It seems that New Westminster’s main substation (which is owned by BC Hydro) needs some upgrades. This makes sense, the City has seen a lot of growth in the last 10 years, it seems reasonable that a few upgrades would be needed. It also happens the agreement between the City’s unique electrical utility and our beleaguered provincial Power Authority over the maintenance and operation of the substation also needs some upgrades, so they are going to do both concurrently. No problems there.
Most of the rest doesn’t make sense to me, however.
Granted, I am a little thick.
First off, the whole reason for this notice is that the agreement is longer than a typical 5-year agreement, and that creates some interesting problems in the Community Charter (the Provincial regulation outlining the roles and responsibilities of local government).* Essentially, these types of agreements that involve financial commitments are easy if they last 5 years or less. Longer than 5 years and the City needs to be approved by the electorate. Essentially, an elected Council has more authority to make 5-year commitments than longer ones. This makes sense when you think about it, it stops one particular Council from dooming a City to a life of servitude to a bad agreement. The practical result is that Cities make a lot of 5-year agreements, and renew them every 5 years. So why is Hydro requesting an 8-year one here?
And who exactly is paying for this $23.5 million upgrade? Here is the quote:
“The cost of the upgrades will be fully funded by BC Hydro. The Agreement commits the City to reimburse BC Hydro for all costs relating to operating, maintaining and upgrading the substation and provides the option for the City to pay out the full amount of the remaining balance of the substation upgrade costs at any time during the term of the agreement.”
I read that as saying BC Hydro is paying the cash up front, but we can expect a bill. That seems fair, we are the ones who need it. The 30,000 residences and businesses that hook up to New Westminster Power should pay the $800 each to cover the cost. Except our Electrical Utility has a $33 Million accumulated surplus, so I guess we could pay it off right away. Or maybe we can’t, as maybe that surplus includes assets? Jeezz… I need an accountant here. (Talking to accountants, I have learned enough to know that I know too little to make actual intelligent discussion about accounting – Me talking accounting is like Kirk Cameron talking evolutionary biology…hopelessly out of my element)
But it is this part of the proposed agreement that first raised my eyebrows:
“The Agreement also includes a “revenue guarantee” provision in accordance with BC Hydro’s Tariff Supplemental No. 6. The “revenue guarantee”…(clip) …is only paid out if incremental revenue projections accruing to BC Hydro over the next 12 years are not realized.”
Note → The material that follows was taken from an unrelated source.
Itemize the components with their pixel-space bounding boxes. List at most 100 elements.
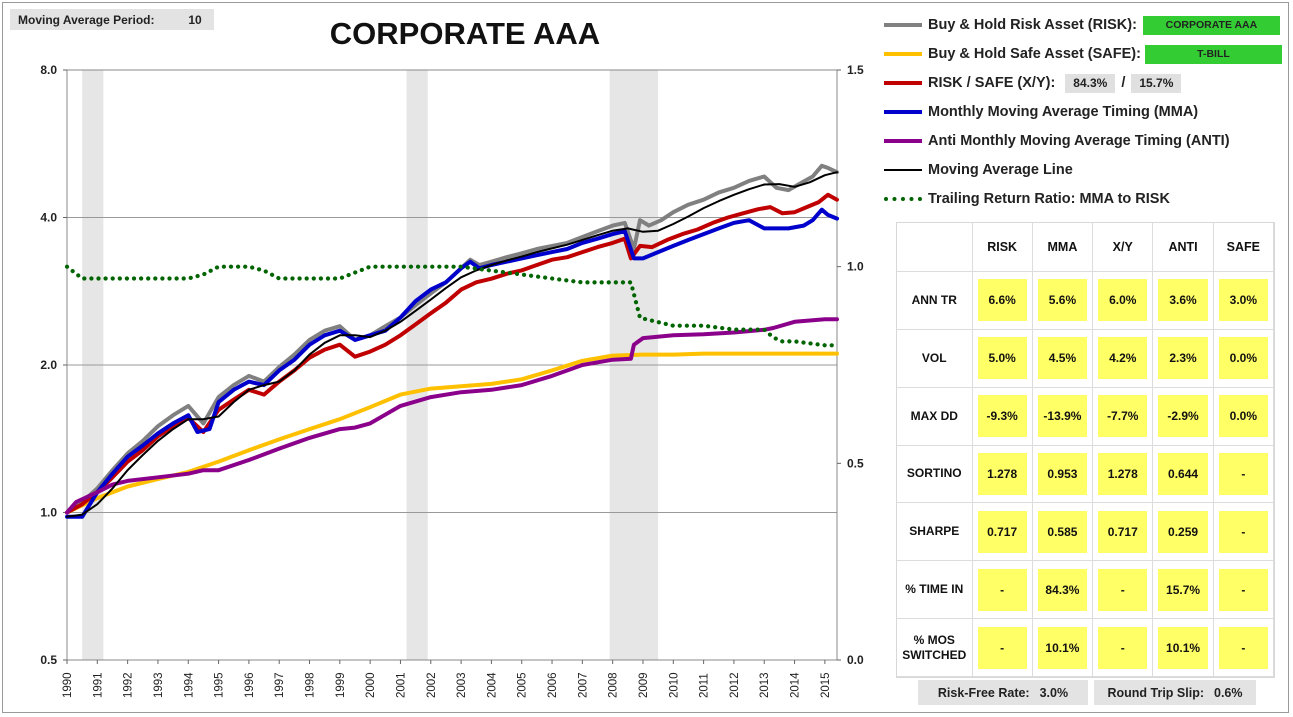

So if I read that right, BC Hydro has decided the amount of electricity New Westminster will buy over the next decade or more, and if New Westminster does not buy that much, they still get paid for that much? As the environmental whacko I am, this makes me wonder what this means for the City’s energy management goals? If the City were to decide, a few years down the road, to take a proactive approach to energy conservation, and start seriously reducing it’s use of electricity, and incentivise efficiency of co-generation amongst the users of the Electrical Utility, will that effectively work against our financial interest? Is this a built-in incentive against conservation?
What does that mean for the new energy manager we are about to hire?
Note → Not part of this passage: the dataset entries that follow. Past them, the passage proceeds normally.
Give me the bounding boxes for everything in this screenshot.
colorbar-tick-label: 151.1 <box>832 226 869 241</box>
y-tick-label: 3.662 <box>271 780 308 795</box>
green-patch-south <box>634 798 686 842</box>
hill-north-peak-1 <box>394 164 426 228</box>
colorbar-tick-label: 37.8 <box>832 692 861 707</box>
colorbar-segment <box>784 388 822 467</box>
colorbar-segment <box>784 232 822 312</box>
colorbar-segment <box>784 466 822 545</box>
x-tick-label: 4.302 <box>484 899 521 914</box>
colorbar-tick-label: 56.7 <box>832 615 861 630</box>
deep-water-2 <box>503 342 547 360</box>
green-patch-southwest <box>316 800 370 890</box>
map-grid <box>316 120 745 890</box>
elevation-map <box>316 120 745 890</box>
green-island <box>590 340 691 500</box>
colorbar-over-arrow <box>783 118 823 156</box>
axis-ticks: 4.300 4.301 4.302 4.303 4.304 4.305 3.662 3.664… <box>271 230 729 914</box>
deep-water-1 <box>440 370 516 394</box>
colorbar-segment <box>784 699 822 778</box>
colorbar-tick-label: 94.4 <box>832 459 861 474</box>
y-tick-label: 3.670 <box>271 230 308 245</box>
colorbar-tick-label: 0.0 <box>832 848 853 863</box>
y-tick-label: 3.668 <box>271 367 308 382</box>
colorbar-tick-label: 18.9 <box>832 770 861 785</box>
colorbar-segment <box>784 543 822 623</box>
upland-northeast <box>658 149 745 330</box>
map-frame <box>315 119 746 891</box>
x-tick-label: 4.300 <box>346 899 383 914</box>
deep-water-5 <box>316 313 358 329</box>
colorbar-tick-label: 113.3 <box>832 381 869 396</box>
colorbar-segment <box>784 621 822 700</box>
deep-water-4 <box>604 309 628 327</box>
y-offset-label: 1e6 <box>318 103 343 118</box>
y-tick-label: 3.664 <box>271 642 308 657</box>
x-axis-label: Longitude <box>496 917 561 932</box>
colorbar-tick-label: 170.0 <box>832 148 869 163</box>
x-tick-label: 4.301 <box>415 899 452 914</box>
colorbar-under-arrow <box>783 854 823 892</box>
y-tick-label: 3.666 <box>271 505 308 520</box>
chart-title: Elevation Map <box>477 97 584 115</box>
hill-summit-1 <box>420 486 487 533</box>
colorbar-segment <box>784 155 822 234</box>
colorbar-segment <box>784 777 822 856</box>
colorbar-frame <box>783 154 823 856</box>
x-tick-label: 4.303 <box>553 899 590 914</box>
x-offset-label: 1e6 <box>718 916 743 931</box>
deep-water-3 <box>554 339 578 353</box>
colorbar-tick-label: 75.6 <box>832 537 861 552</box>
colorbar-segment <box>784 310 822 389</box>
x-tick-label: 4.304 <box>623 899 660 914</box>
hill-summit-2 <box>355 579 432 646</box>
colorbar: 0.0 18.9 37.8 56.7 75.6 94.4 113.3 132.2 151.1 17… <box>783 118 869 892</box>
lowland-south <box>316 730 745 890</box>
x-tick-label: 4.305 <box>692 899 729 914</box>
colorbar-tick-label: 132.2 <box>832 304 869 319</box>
I have a second concern about the whole “Democracy-Accountability” side of this issue. Since they need to get approval from the electorate to enter this agreement, they have decided to allow people to voluntarily vote against it, by showing up at City Hall and filling out a form. And if 4,900 people fill out that form within the next month or so, they will take it to referendum. Is it just me, or is that a little bass-ackwards?
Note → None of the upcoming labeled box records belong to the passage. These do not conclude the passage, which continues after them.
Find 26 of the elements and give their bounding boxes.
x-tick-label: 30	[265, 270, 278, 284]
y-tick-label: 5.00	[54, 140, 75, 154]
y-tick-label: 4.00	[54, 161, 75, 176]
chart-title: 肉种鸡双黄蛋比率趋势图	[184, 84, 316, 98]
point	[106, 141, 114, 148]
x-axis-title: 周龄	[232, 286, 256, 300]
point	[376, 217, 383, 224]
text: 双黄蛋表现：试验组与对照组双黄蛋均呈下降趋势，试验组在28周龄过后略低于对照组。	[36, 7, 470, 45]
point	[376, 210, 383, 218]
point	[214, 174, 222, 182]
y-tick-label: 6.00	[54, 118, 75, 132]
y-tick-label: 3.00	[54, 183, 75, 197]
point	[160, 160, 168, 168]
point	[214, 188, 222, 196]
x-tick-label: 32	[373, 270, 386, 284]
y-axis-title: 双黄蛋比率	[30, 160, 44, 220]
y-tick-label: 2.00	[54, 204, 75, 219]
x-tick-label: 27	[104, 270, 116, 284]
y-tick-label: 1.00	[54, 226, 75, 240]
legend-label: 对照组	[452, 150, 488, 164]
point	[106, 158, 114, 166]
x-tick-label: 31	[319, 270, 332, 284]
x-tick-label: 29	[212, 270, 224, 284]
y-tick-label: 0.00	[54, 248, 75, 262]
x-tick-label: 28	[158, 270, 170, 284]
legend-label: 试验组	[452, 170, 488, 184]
For perspective, 4,900 people is more than the number of votes required last election to get elected to City Council (of our present 6 councilors, only Jonathan Cote received more than 4,900 votes), and the City seriously expects 4,900 people to show up and fill out a form to force a referendum over a vague agreement with BC Hydro based on a vague ad in the local paper?
Especially when an actual election is coming up in November, doesn’t it make sense to just add this to the Civic Election as a referendum question? That way the issue can actually be discussed, and the people in the City who have decided this deal is a good one for the City can actually stand up and explain to us why it is a good deal. They would be able to educate the electorate about the need, and we can vote. Isn’t that how democracy should work? Does anyone doubt that the HST would still be here if the Liberals had taken the truthful approach and sold it on it’s benefits before en election instead of lying about it after?
Some may suggest I am tilting at windmills here, and I may be. However, the Community Charter has good reasons for creating these limitations on local government power, and sets clear criteria for when the electorate must be consulted. I just think those types of rules should be respected in the spirit of, not just the letter of, the law.
*As we go into the municipal election season, I think this will be the question I ask any Candidate for Council or Mayor who knocks on my door: “Can you explain to me the difference between the Community Charter and the Local Government Act?” Since they constitute the regulatory framework under which a City is administered, and the Candidate is looking for a job administering a City, I think the question is quite fair.